Sur la commune rurale d’Iznaguen, qui regroupe une quinzaine de douars, le tapis berbère est aussi le flambeau de l’art des femmes. Elles mettent tout leur soin lorsqu’elles lavent, peignent et tissent cette laine à l’origine du prestigieux tapis Ouaouzguit. Elles sont les artisanes et les gardiennes de cette tradition ancestrale.
Les femmes berbères fournissent des couvertures, des djellabas, des manteaux de bergers ou encore des chaussures tressées qui sont utilisées pour les différents moments de la vie quotidienne.
Les Berbères ne s’habillaient qu’avec la laine de leurs moutons jusqu’à l’introduction du coton au Maroc au début du XXe siècle.
Bijoux
La société amazighe met l’accent sur l’apparence, c’est donc très tôt que les jeunes femmes commencent à se parer de tatouages et de bijoux. Mais au-delà de l’aspect esthétique, les bijoux indiquent l’appartenance de la jeune femme, on sait donc à quel peuple ou tribu elle appartient.
Les peuples amazighs étant de tradition orale, il existe très peu d’écrits sur leur histoire et leurs coutumes. C’est à travers des pièces artisanales telles que les bijoux ou les tapis que l’essence de leur culture est révélée. Ainsi, les bijoux racontent une histoire, les symboles, les lettres tracées dans le Tifinagh sont un code que seul l’œil avisé peut comprendre.
En plus de pouvoir se définir par une combinaison unique de colliers, de bandeaux, de boucles d’oreilles et de bracelets, les femmes amazighes portent également des bijoux berbères en raison de leur puissante signification :

Les bijoux sont transmis de mère en fille.  Les bijoux sont offerts en dot aux femmes lors de leur mariage par leur mari ou leur beau-père.
Ce n’est pas seulement une question de coquetterie, ou de possessions matérielles, mais c’est son histoire que chaque mère transmet à sa fille comme elle lui a donné sa vie. C’est une histoire qui se grave, se chuchote, se poursuit à travers les âges grâce à ses bijoux qui passent de génération en génération.
Dans le sud marocain, on trouve de nombreuses parures de tête ornées, mêlées d’argent, de verre, de coquillages et de cuir. Une pierre indigène de la région du Souss, à prédominance juive, au Maroc, utilisée dans les colliers est l’ambre, complétée par de l’argent, des perles de verre et des objets en émail. Les pendentifs sont principalement composés d’argent, d’émail et de pièces de verre. Les colliers sont très lourds, en particulier ceux avec les grosses pierres d’ambre.

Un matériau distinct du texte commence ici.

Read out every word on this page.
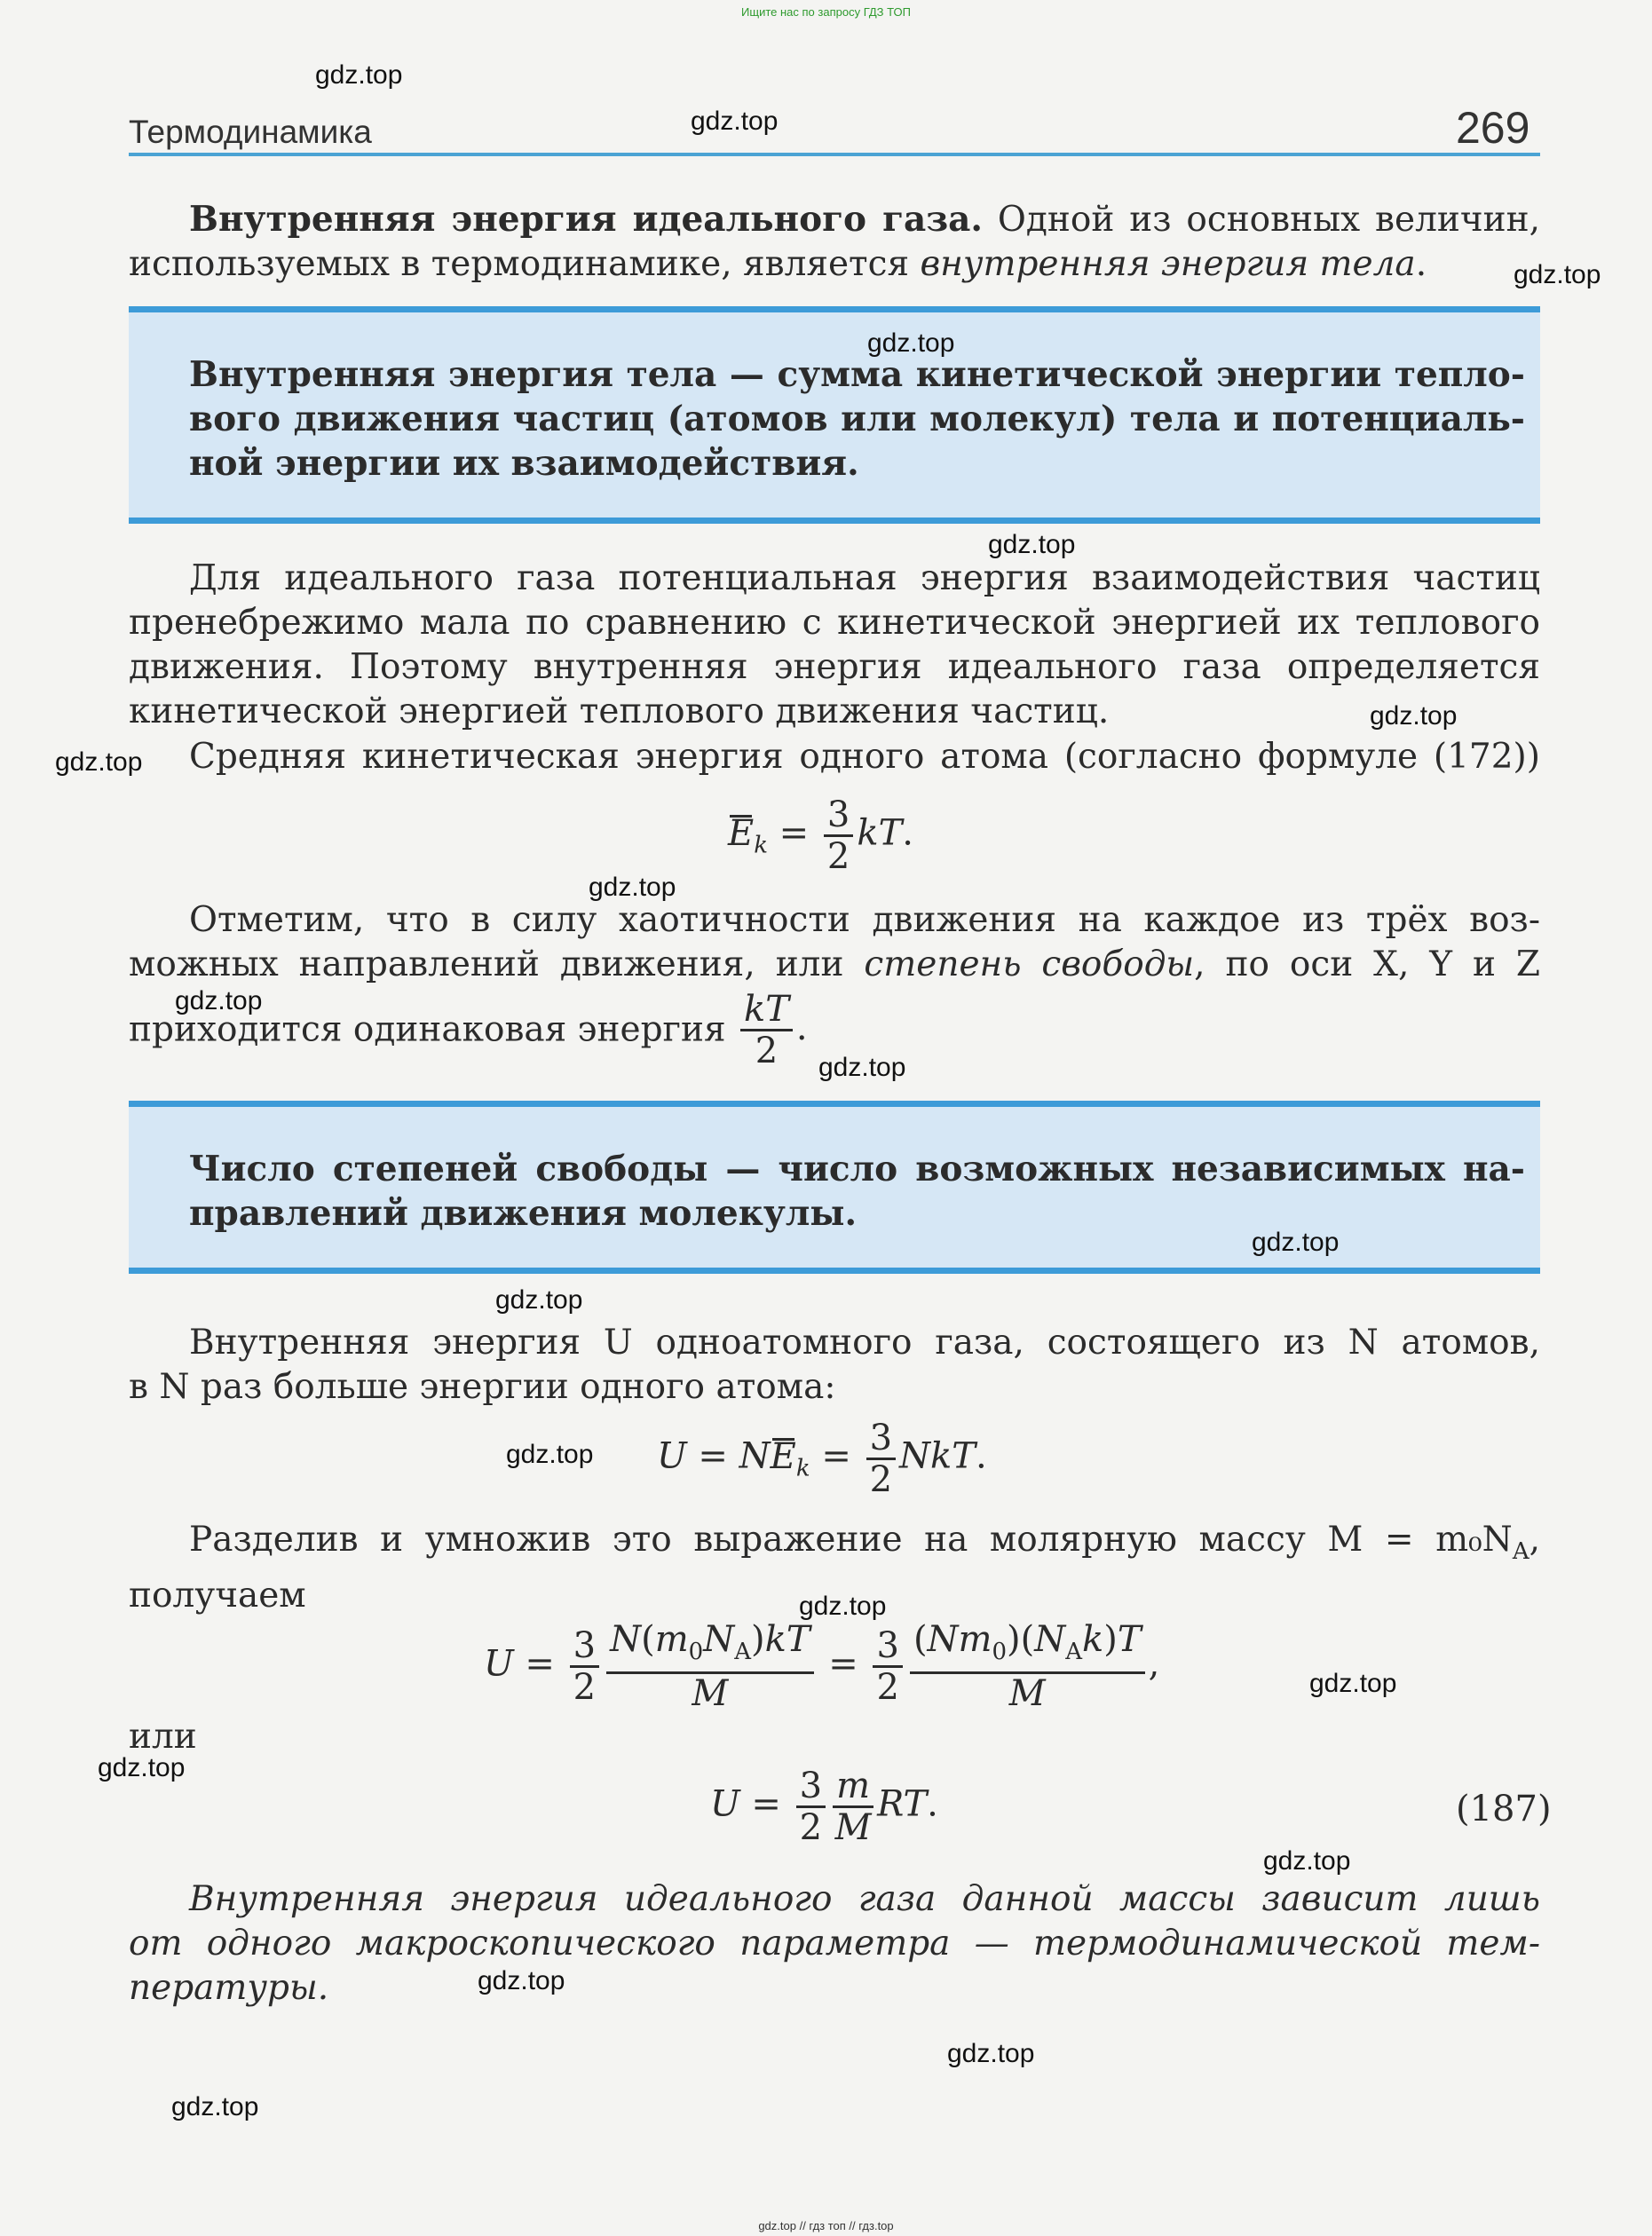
Ищите нас по запросу ГДЗ ТОП
Термодинамика	269
Внутренняя энергия идеального газа. Одной из основных величин,
используемых в термодинамике, является внутренняя энергия тела.
Внутренняя энергия тела — сумма кинетической энергии тепло-
вого движения частиц (атомов или молекул) тела и потенциаль-
ной энергии их взаимодействия.
Для идеального газа потенциальная энергия взаимодействия частиц
пренебрежимо мала по сравнению с кинетической энергией их теплового
движения. Поэтому внутренняя энергия идеального газа определяется
кинетической энергией теплового движения частиц.
Средняя кинетическая энергия одного атома (согласно формуле (172))
$E_k = \frac{3}{2}$ kT.
Отметим, что в силу хаотичности движения на каждое из трёх воз-
можных направлений движения, или степень свободы, по оси X, Y и Z
приходится одинаковая энергия $\frac{kT}{2}$ .
Число степеней свободы — число возможных независимых на-
правлений движения молекулы.
Внутренняя энергия U одноатомного газа, состоящего из N атомов,
в N раз больше энергии одного атома:
$U = NE_k = \frac{3}{2}$ NkT.
Разделив и умножив это выражение на молярную массу $M = m_0N_A$,
получаем
$U = \frac{3}{2} \frac{N(m_0N_A)kT}{M} = \frac{3}{2} \frac{(Nm_0)(N_Ak)T}{M}$ ,
или
$U = \frac{3}{2} \frac{m}{M}$ RT.	(187)
Внутренняя энергия идеального газа данной массы зависит лишь
от одного макроскопического параметра — термодинамической тем-
пературы.
gdz.top
gdz.top
gdz.top
gdz.top
gdz.top
gdz.top
gdz.top
gdz.top
gdz.top
gdz.top
gdz.top
gdz.top
gdz.top
gdz.top
gdz.top
gdz.top
gdz.top
gdz.top
gdz.top
gdz.top
gdz.top // гдз топ // гдз.top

Articles de toilette pour femmes
Parmi les articles de toilette pour femmes on trouve des peignes en bois, des bols à cosmétiques, des vanneries et des récipients en bois utilisés pour conserver les préparations à base de henné font partis du trousseau de toute femme berbère qui se respecte. On trouve aussi des pilons de mortier utilisés pour mélanger les plantes et les teintures pour les cosmétiques, ainsi que les boîtes en bois, en cuivre et en peau moulée pour conserver les cosmétiques et les bijoux, qui sontindéniablement des articles courants dans le ménage de la femme berbère.
Articles ménagers
La plupart des ustensiles de cuisine et des jarres étaient fabriqués par les femmes amazighes en terre cuite avec des pigments colorés. Elles offrent un aperçu intéressant d’une culture qui a perduré malgré la technologie moderne d’aujourd’hui et l’intrusion destructive du plastique, très pratique certes dans la vie quotidienne, mais ennemi mortel de la poterie fabriquée et décorée par les femmes et amie de la nature pour sa nature pleinement biodégradable.
Tatouage
Le tatouage est l’un des plus anciens rites connus des Imazighen. Le mot tamazight pour tatouage vient du mot akrad (vacciner). Les tatouages étaient utilisés pour la parure classique mais avaient également un usage médical. Les tatouages pouvaient être faits pour guérir (ou aider à guérir) par exemple l’arthrite, un os cassé mais aussi l’infertilité ou pour « drainer » les maladies. En tant que tel, il s’agit d’un outil magique. Les tatouages sont également un outil d’identification important, les symboles indiquant de quelle tribu et de quelle région on est originaire. Pour certaines tribus amazighes, le tatouage était un moyen d’effrayer les conquérants et de les protéger contre l’emprisonnement.
Même si les tatouages chez les Amazighs étaient surtout destinés aux femmes, au Maroc et en Tunisie, on peut encore trouver de nombreux hommes dans les régions amazighes qui ont de petits tatouages sur la main, sur les bras ou la poitrine. Ces tatouages indiquent leur appartenance à une certaine tribu et sont destinés à être vus lors d’une poignée de main.
Il n’existe pas de sources écrites officielles pour identifier les différents symboles que l’on trouve dans les différentes diasporas amazighes. La plupart des sources essayant d’expliquer les symboles sont fortement influencées par les explications d’une petite partie seulement des Imazighen et ne peuvent être vraies pour chaque tribu.
Alan Fox explique le tatouage amazigh dans les termes suivants :
‘’Le tatouage est l’un des plus anciens rites de la culture berbère, dont les origines remontent à la période pré-islamique. Ces ethnies berbères, dont l’on retrouve des traces datant de l’antiquité pharaonique, tribus nomades et groupes berbérophones, ont historiquement une présence dans plus d’une dizaine de pays africains, du Maghreb méditerranéen à l’Afrique sub-saharienne en passant par l’Égypte et le Niger, de l’océan Atlantique au rivages du Nil.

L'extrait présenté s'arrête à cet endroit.